C’était vrai. Elle avait tout examiné jusqu’aux lacets de chaussures, comme pour s’assurer de la fixité de la statue. La main levée du poète n’allait-elle pas se reposer lourdement sur le guéridon, la bouche prononcer quelque sentence restée en suspens ? C’est bien connu, si on insiste, les statues se mettent en marche.

Elle ne s’était pas méfiée. Tout était de sa faute à elle.

En ville, elle retrouva Sergio sur la place du Principe Real, là où l’arbre le plus large de la ville étire ses branches sombres, soutenues par une armature de fer. Sous la verdure maternelle du cyprès, déployée comme une ombrelle géante, on était à l’abri de tout.

Pessoa ne revenait plus, et elle se surprenait à le chercher. N’était-ce pas lui, le joueur de loto immortalisé en bronze, lui aussi ? Allons, je vous achète un billet. Ou ce pauvre jeune homme qui n’avait pas de jambes et avançait gaillardement sur de courts cylindres de métal.

Elle cherchait Pessoa partout où l’homme est à côté de lui-même, infirme ou statufié, plein d’errance ou d’entêtement. Elle le cherchait dans les rues d’Alfama, le vieux quartier, où la vie suinte par tous les pores, odorante, criaillante. S’était-il noyé dans la Mer de paille, cette immense flaque, sorte de lac qui retient encore les eaux du Tage avant qu’elles ne s’élancent dans l’océan ? Elle le cherchait dans toutes les ombres de la ville et Sergio lui demandait pourquoi elle avait l’air absente. Dans l’église Saint Vincent, elle imagina qu’il s’était réfugié dans le tombeau où reposaient le roi Charles 1er et son fils, assassinés tous les deux au début du siècle. La femme voilée de marbre qui pleurait devant les corps, c’était peut-être l’épouse du roi, ou la Vierge, ou encore elle-même, la visiteuse, pleurant tous ses morts.

On avait retrouvé l’assassin de la petite Catarina, et elle fut soulagée. Qu’est-ce qu’elle avait cru ?
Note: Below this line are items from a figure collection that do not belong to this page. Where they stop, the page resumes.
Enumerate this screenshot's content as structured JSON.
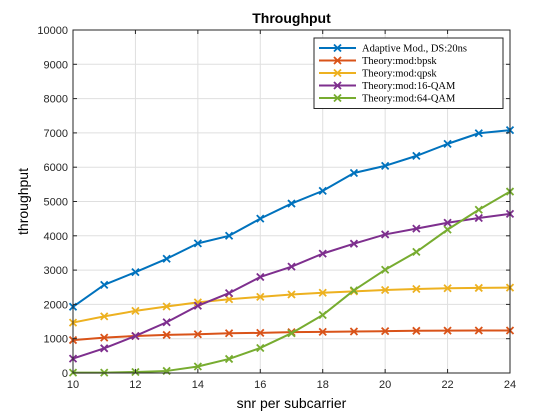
{
  "chart_data": {
    "type": "line",
    "title": "Throughput",
    "xlabel": "snr per subcarrier",
    "ylabel": "throughput",
    "xlim": [
      10,
      24
    ],
    "ylim": [
      0,
      10000
    ],
    "xticks": [
      10,
      12,
      14,
      16,
      18,
      20,
      22,
      24
    ],
    "yticks": [
      0,
      1000,
      2000,
      3000,
      4000,
      5000,
      6000,
      7000,
      8000,
      9000,
      10000
    ],
    "grid": true,
    "legend_position": "top-right",
    "marker": "x",
    "x": [
      10,
      11,
      12,
      13,
      14,
      15,
      16,
      17,
      18,
      19,
      20,
      21,
      22,
      23,
      24
    ],
    "series": [
      {
        "name": "Adaptive Mod., DS:20ns",
        "color": "#0072BD",
        "values": [
          1930,
          2570,
          2940,
          3330,
          3780,
          4000,
          4500,
          4940,
          5310,
          5830,
          6040,
          6330,
          6680,
          6990,
          7080
        ]
      },
      {
        "name": "Theory:mod:bpsk",
        "color": "#D95319",
        "values": [
          960,
          1030,
          1080,
          1110,
          1130,
          1160,
          1170,
          1190,
          1200,
          1210,
          1220,
          1230,
          1235,
          1240,
          1240
        ]
      },
      {
        "name": "Theory:mod:qpsk",
        "color": "#EDB120",
        "values": [
          1470,
          1650,
          1810,
          1940,
          2060,
          2150,
          2220,
          2290,
          2340,
          2380,
          2420,
          2450,
          2470,
          2480,
          2490
        ]
      },
      {
        "name": "Theory:mod:16-QAM",
        "color": "#7E2F8E",
        "values": [
          420,
          720,
          1080,
          1480,
          1960,
          2330,
          2800,
          3100,
          3480,
          3770,
          4040,
          4210,
          4380,
          4520,
          4640
        ]
      },
      {
        "name": "Theory:mod:64-QAM",
        "color": "#77AC30",
        "values": [
          10,
          10,
          30,
          60,
          190,
          410,
          730,
          1160,
          1690,
          2410,
          3010,
          3530,
          4180,
          4760,
          5290
        ]
      }
    ]
  }
}
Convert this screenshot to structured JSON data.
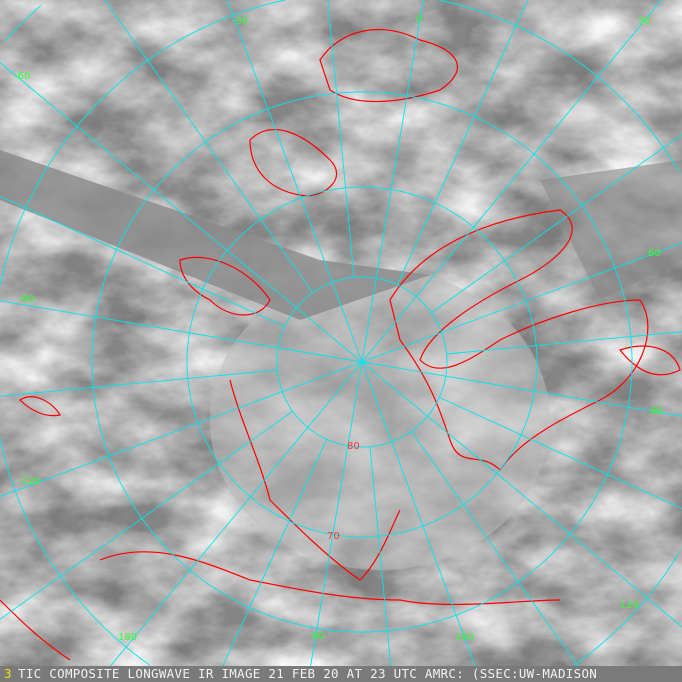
{
  "image": {
    "caption": "TIC COMPOSITE LONGWAVE IR IMAGE 21 FEB 20 AT 23 UTC AMRC: (SSEC:UW-MADISON",
    "caption_marker": "3",
    "colors": {
      "grid": "#00e5ee",
      "coastline": "#ff0000",
      "label": "#33ff33",
      "caption": "#f2f2f2"
    },
    "latitude_labels": [
      "80",
      "70",
      "60"
    ],
    "longitude_labels": [
      "-30",
      "0",
      "30",
      "-60",
      "60",
      "-90",
      "90",
      "-120",
      "120",
      "150",
      "180"
    ]
  }
}
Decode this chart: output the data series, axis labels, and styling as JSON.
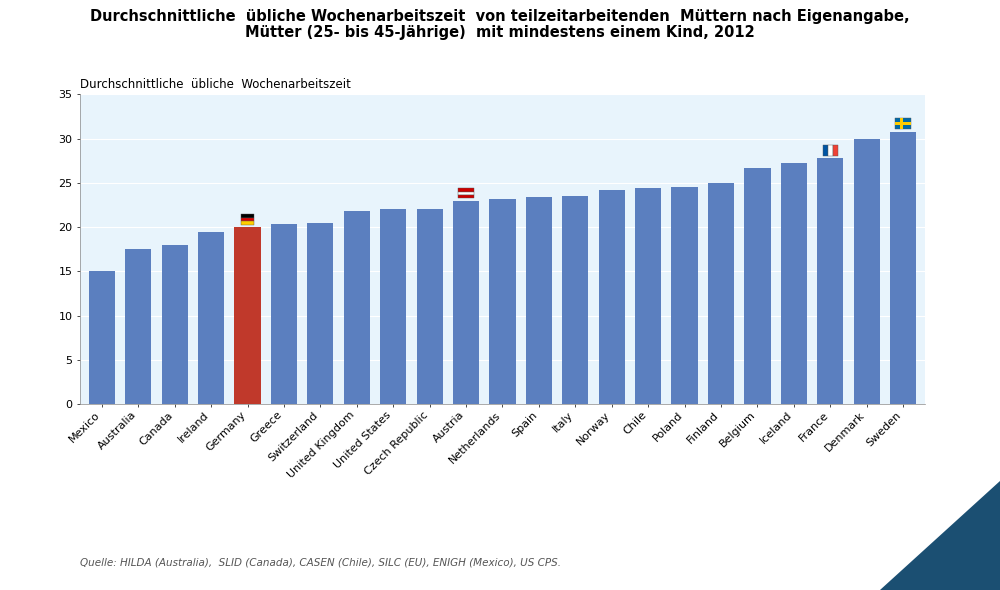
{
  "title_line1": "Durchschnittliche  übliche Wochenarbeitszeit  von teilzeitarbeitenden  Müttern nach Eigenangabe,",
  "title_line2": "Mütter (25- bis 45-Jährige)  mit mindestens einem Kind, 2012",
  "ylabel": "Durchschnittliche  übliche  Wochenarbeitszeit",
  "source": "Quelle: HILDA (Australia),  SLID (Canada), CASEN (Chile), SILC (EU), ENIGH (Mexico), US CPS.",
  "countries": [
    "Mexico",
    "Australia",
    "Canada",
    "Ireland",
    "Germany",
    "Greece",
    "Switzerland",
    "United Kingdom",
    "United States",
    "Czech Republic",
    "Austria",
    "Netherlands",
    "Spain",
    "Italy",
    "Norway",
    "Chile",
    "Poland",
    "Finland",
    "Belgium",
    "Iceland",
    "France",
    "Denmark",
    "Sweden"
  ],
  "values": [
    15.1,
    17.5,
    18.0,
    19.5,
    20.0,
    20.3,
    20.5,
    21.8,
    22.0,
    22.0,
    23.0,
    23.2,
    23.4,
    23.5,
    24.2,
    24.4,
    24.5,
    25.0,
    26.7,
    27.2,
    27.8,
    30.0,
    30.8
  ],
  "bar_color_default": "#5B7FBF",
  "bar_color_germany": "#C0392B",
  "highlight_index": 4,
  "ylim": [
    0,
    35
  ],
  "yticks": [
    0,
    5,
    10,
    15,
    20,
    25,
    30,
    35
  ],
  "bg_color": "#E8F4FC",
  "flag_germany_index": 4,
  "flag_austria_index": 10,
  "flag_france_index": 20,
  "flag_sweden_index": 22,
  "title_fontsize": 10.5,
  "ylabel_fontsize": 8.5,
  "tick_fontsize": 8.0,
  "source_fontsize": 7.5,
  "triangle_color": "#1B4F72"
}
L’homme s’était fait prendre en rôdant près de chez sa tante. Qu’espérait-il de cette madame Fernandez qui l’avait élevé ? Sûrement la tante portait des châles comme elles en ont toutes aux premier frimas dans ces maisons mal chauffées. Sans compter la chaufferette sous les jambes qui vous embrase un corps comme un rien. La tante disait que son neveu était un garçon gentil, quoique un peu taciturne. Elle n’aurait jamais cru ça de lui. Sûrement les voisines étaient déjà à l’affût. Sur la photo qui s’étalait dans le journal, le meurtrier portait des lunettes. Il disait qu’il regrettait.

Fernando Pessoa ne se montrait plus. Après tout même les revenants ont le droit de mourir.

En quittant Sergio, elle lui pétrit les joues, caressa son collier de barbe. Oui, Sergio était vivant. Dans l’avion du retour, on servait une collation insipide. Elle ouvrit le livre.

" J’envie - sans bien savoir si je les envie vraiment - ces gens dont on peut écrire la biographie, ou qui peuvent l’écrire eux-mêmes. Dans ces impressions décousues, sans lien entre elles et ne souhaitant pas en avoir, je raconte avec indifférence mon autobiographie sans faits, mon histoire sans vie. Ce sont mes confidences, et si je n’y dis rien, c’est que je n’ai rien à dire. "
Fernando Pessoa, Le livre de l’intranquillité.

P.-S.

Cette ville qui monte, qui descend, dit Maria, ça ne me plait pas. J’aime mieux ma ville à moi, tout au nord. A Bragança, au moins c’est plat.